When applying for new jobs and going through the interview process, it can be intimidating to talk about starting wages with your new employer. At first, job-seekers tend to take what they are given due to the excitement of being employed with a new company. However, later down the line, many applicants find that they are not earning enough wages to maintain their way of living, thus resulting in frustration, work-life dissatisfaction, and regret.
According to The Creative Group, before heading into negotiation mode, you want to think about your previous salary history and how changes to that amount may affect you later down the line. To help combat the anxiety that you may experience while negotiating your salary, here are 4 questions that you want to ask up front before taking the next steps with a new employer.
Are you open to discussing salary?
First and foremost before speaking up for yourself, you want to take into consideration that your new employer has given you a fair salary to start with. Assume that this is the best starting rate for the position in which you are applying for, but understand that many employers expect that negotiation will be apart of this process, so it’s okay to ask before shooting out numbers.

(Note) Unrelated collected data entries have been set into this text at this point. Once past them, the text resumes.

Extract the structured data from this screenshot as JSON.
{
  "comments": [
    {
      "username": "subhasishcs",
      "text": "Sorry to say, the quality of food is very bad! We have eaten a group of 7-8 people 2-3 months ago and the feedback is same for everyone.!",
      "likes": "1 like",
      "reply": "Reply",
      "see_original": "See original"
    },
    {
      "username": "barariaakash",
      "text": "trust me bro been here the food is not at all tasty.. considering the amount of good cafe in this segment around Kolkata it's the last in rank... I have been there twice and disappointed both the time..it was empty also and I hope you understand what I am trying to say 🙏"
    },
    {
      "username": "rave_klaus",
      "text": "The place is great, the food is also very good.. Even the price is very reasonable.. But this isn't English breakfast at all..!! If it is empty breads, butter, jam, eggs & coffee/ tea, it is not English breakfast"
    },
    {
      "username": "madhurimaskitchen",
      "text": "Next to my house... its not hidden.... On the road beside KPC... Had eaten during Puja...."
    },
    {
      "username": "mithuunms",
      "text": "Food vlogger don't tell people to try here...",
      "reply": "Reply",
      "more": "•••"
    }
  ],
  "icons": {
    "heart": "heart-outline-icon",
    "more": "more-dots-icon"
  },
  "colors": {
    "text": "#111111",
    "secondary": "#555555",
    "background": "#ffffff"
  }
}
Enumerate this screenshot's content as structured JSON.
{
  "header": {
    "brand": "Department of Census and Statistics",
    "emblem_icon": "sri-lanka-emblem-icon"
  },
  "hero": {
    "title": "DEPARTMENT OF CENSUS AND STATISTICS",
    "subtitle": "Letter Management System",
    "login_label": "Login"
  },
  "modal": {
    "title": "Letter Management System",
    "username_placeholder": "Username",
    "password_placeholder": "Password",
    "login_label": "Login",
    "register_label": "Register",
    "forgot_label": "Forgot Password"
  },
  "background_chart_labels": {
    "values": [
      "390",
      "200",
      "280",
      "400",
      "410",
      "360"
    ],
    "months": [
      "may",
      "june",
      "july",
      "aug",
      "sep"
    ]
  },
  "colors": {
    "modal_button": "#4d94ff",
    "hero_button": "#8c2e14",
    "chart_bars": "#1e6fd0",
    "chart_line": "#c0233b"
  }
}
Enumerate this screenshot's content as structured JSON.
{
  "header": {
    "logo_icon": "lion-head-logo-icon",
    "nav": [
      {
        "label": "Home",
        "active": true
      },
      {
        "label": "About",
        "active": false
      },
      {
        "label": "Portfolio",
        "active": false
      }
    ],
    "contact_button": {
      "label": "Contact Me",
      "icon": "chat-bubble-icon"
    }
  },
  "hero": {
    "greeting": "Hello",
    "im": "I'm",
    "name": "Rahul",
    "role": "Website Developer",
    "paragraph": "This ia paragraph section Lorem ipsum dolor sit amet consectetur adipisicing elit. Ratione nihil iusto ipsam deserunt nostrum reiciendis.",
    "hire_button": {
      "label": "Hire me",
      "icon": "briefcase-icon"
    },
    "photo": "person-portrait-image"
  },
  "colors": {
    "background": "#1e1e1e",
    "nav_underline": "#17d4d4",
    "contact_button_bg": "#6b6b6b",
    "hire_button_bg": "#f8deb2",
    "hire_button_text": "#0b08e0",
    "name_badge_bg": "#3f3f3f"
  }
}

What does the salary package include?
Keep in mind that you want to appear to be open and flexible when discussing salary options, but you also want to know what is included in your hiring package. This will include insurance benefits, paid time paid off, vacation days, 401(k) contributions, education and training reimbursement, and parental leave.
Is there room for salary growth/promotion?
If this is a company that you see being a long-term choice, you want to ask the pressing question of payment increases or possible promotional growth over time. This is also great general knowledge to be aware of in case you dream of making big strides within your initial role.
Are there any bonus incentives?
Working in sales or competitive marketing fields, chances are there may be some type of bonus structure set in place that you should be aware of. Many companies do not highlight this aspect of the company because it may mean breaking the company bank if top performers are doing well.